Still sputtering, now shivering too, he focused his concentration to form a levitation spell, lifting himself free of the water. Then he spun slowly in place. If somebody was watching right now he’d have some answering to do, but the area seemed deserted. Of course it’s deserted, you prat. Nobody in their right mind would be in the middle of a bloody lake at nine o’clock at night.
It was spring, but that didn’t mean both the water and the air weren’t cold. By the time he floated to the neare
st bank and dropped onto dry ground, he was shivering so hard his teeth were chattering. His coat, which felt at least three times its normal weight from water, didn’t help. He shrugged out of it and threw it down, still shaking.
Magic came to the rescue again, in the form of a warming whirlwind. It took more concentration than usual, but in ten minutes his clothes were dry and all he had to contend with was the chilly bite of the air around him once he allowed the spell to fade. It felt like a warm breeze in comparison. He picked up his sodden coat and took stock.
He still didn’t know where he was, and he had no way to find out. His phone, even if his impromptu soaking hadn’t destroyed it, was a burner and didn’t have GPS or a map app. All he knew for sure was that he was still near a ley line.
But what ley line, if not the one running through Encantada?
How had he ended up here, wherever here was, instead of there?
Had he botched the spell? Lost his concentration and accidentally specified the wrong destination? He hadn’t done that since the early days when he’d been studying the technique with Kolinsky, though, and never while traveling somewhere he was familiar with.
Even so, that had to be it. He’d been too focused on the Daphne situation, and had let his mind wander at the critical point when telling the spell where to send him. Normally that wouldn’t have been a problem—he’d just show up at another point along the same ley line—but this time the universe seemed to want to have a bit of fun with him by dropping him in a lake or something.

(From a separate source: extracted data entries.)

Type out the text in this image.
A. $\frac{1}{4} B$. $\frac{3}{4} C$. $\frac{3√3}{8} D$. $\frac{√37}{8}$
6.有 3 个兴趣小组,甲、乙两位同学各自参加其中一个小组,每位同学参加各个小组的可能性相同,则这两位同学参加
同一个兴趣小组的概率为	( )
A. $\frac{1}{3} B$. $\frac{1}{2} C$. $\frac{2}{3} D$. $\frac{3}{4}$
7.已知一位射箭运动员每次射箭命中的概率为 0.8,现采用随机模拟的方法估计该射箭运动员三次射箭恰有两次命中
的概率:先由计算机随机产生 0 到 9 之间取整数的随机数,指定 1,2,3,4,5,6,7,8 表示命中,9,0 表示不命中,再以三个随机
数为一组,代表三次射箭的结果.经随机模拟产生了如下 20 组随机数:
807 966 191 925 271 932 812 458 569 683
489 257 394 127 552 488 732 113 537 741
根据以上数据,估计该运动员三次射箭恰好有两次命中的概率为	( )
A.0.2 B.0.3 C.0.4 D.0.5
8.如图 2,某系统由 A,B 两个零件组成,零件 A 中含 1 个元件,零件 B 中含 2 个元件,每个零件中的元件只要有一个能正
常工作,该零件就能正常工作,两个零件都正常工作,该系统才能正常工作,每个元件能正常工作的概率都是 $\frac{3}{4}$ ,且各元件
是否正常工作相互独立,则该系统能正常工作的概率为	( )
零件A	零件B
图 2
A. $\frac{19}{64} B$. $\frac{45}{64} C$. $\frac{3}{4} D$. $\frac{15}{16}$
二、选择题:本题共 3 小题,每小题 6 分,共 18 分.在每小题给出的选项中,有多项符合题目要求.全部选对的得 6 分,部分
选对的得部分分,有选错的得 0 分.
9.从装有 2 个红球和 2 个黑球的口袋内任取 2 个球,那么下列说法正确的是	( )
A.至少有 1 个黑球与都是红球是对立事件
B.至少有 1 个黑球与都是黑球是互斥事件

Thanks, universe. I owe you one.
It would take far too long to dry his coat with the whirlwind spell, so he didn’t wait for that. Instead, he gathered his concentration again, made sure to carefully visualize his destination point, and released the energy once more.
When he opened his eyes, convinced he’d somehow botched the thing again, he let his breath out in relief. He was standing in the middle of his familiar living room. His coat was still dripping on the floor, and Raider watched him in confused fascination from the top of the sofa.